Vasily borbottava soltanto mentre afferrava le sue cose.
«Mamma, ti spiegherò tutto. Andiamo. Dai, non qui.»
Si mise i jeans, gettò qualche vestito e i documenti in una piccola borsa.
Per tutto il tempo continuava a lanciare occhiate verso Liza, che stava sulla soglia con un’espressione completamente indecifrabile.
Si aspettava che cambiasse idea.
Pensava che sarebbe corsa da lui, lo avrebbe abbracciato e pregato di restare.
Era certo che lei non gli avrebbe mai permesso di andarsene.
Dopotutto, si amavano. Avevano fatto progetti insieme. Sicuramente, non poteva semplicemente buttare via due anni di relazione.
Ma Liza rimase immobile.
Solo quando Vasily e sua madre stavano già per prendere la maniglia della porta, lei parlò.
«Lascia le chiavi.»
Vasily estrasse il mazzo di chiavi dalla tasca, lo posò sul mobile e uscì.
La porta si chiuse alle loro spalle.
Alyonka, che era rimasta sempre in silenzio, finalmente sospirò.
«È stato incredibile», disse scuotendo la testa. «Chissà cosa le dirà adesso.»
Liza fece un sorriso amaro.
“Prometterà di sposare Nyurka e sua madre si calmerà. Le dice sempre ciò che vuole sentirsi dire, purché lei non si arrabbi con lui.”
Le due donne si guardarono e scoppiarono a ridere.
Liza fissò la porta chiusa e capì che il suo fragile matrimonio si era appena frantumato.
Non sapeva se dovesse piangere o festeggiare.
Forse provava entrambe le emozioni allo stesso tempo.
La mattina dopo, il suo telefono squillò alle nove.
Era Vasily.
Liza aspettò che telefonasse tre volte prima di rispondere.

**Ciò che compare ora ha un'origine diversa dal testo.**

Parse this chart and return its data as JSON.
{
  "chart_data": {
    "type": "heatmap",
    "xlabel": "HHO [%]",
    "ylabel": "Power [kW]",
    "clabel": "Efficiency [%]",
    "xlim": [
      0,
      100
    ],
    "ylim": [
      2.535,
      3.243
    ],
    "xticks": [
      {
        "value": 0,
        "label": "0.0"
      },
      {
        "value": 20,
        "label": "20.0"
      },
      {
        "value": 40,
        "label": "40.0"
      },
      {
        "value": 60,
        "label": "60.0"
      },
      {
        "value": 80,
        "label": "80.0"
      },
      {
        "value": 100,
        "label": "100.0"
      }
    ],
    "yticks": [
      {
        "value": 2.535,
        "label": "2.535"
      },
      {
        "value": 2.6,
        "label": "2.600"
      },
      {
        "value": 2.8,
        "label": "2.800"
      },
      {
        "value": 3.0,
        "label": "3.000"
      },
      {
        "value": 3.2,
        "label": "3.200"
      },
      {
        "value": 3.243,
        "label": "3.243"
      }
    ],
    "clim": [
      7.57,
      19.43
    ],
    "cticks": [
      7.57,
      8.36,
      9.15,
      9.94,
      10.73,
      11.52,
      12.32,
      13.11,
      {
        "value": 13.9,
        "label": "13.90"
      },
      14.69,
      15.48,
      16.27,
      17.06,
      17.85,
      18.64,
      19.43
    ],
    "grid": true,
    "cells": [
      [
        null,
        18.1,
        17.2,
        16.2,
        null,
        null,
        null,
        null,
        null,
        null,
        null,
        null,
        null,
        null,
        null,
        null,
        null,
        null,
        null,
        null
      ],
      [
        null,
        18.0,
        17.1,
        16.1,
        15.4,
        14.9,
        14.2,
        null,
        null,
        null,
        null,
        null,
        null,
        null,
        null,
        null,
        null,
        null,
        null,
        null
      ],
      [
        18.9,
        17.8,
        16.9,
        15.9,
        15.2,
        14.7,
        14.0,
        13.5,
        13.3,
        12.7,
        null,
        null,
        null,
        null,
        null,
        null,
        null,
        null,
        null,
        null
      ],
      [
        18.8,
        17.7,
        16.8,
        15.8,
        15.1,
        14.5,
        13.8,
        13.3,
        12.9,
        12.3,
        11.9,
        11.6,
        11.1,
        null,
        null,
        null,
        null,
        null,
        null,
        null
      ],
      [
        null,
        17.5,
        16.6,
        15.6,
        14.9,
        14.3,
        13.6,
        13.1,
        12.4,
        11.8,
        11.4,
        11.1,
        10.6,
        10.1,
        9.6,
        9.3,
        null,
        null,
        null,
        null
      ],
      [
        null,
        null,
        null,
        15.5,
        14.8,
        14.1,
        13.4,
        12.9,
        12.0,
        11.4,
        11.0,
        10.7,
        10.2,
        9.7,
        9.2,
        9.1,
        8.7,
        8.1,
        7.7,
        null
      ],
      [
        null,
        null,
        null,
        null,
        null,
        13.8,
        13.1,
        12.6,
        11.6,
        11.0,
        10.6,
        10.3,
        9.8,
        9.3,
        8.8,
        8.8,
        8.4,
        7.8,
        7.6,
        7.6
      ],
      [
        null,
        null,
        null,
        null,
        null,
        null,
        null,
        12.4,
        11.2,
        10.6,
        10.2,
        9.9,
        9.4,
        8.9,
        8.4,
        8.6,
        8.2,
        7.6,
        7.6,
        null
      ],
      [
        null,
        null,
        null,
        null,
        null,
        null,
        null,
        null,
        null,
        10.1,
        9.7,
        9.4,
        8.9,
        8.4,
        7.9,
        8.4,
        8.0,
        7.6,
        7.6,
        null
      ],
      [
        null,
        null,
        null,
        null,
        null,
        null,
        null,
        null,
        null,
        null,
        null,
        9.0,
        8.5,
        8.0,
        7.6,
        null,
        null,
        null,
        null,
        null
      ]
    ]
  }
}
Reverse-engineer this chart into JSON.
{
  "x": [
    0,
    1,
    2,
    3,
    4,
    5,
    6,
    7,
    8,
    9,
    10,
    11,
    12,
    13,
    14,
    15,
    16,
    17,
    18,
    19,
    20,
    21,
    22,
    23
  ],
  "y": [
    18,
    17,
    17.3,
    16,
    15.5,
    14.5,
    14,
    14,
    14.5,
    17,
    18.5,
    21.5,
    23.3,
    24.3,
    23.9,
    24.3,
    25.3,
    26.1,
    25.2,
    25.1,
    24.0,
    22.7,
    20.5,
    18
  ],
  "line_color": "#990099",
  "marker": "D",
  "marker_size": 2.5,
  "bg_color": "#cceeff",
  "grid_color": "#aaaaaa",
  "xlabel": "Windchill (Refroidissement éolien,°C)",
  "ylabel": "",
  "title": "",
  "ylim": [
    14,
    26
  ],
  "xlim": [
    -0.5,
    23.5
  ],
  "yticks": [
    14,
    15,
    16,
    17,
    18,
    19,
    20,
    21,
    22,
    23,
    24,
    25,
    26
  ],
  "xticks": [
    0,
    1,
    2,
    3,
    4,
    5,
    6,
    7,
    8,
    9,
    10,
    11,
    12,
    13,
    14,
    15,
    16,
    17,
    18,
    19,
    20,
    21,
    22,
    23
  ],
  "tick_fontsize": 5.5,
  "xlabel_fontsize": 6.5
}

“Liza, non siamo ancora partiti,” disse. “Ci abbiamo pensato. Se accetti di trasferire metà dell’appartamento a nome mio e inizi a trattare mia madre come si deve, con il rispetto che merita, torneremo indietro.”
“Sono disposto a darti una possibilità di correggere il tuo errore. Capisci che la vita senza di me sarà difficile per te.”
Liza prese la sua tazza e si versò del caffè fresco.
Bevve un sorso lento, sentendo l’amarezza diffondersi sulla lingua.
Poi, senza la minima emozione nella voce, disse:
“Vasya, chiederò io stessa il divorzio. Buon viaggio con tua madre.”
Chiuse la chiamata, bloccò il suo numero e mise il telefono in silenzioso.
Poi finì il caffè, mise la tazza nel lavandino, si avvicinò alla finestra e la aprì completamente.
Aria fresca del mattino entrò nell’appartamento, portando con sé il profumo dell’asfalto bagnato e del verde, insieme ai suoni della città che si svegliava.
Per la prima volta in due settimane, Liza sentì di poter respirare liberamente.
Non c’erano urla.
Nessun inganno.
Nessun bisogno di recitare la parte della nuora obbediente e perfetta.
Fuori dalla sua finestra iniziava un nuovo giorno.
E in esso non c’era posto per il passato.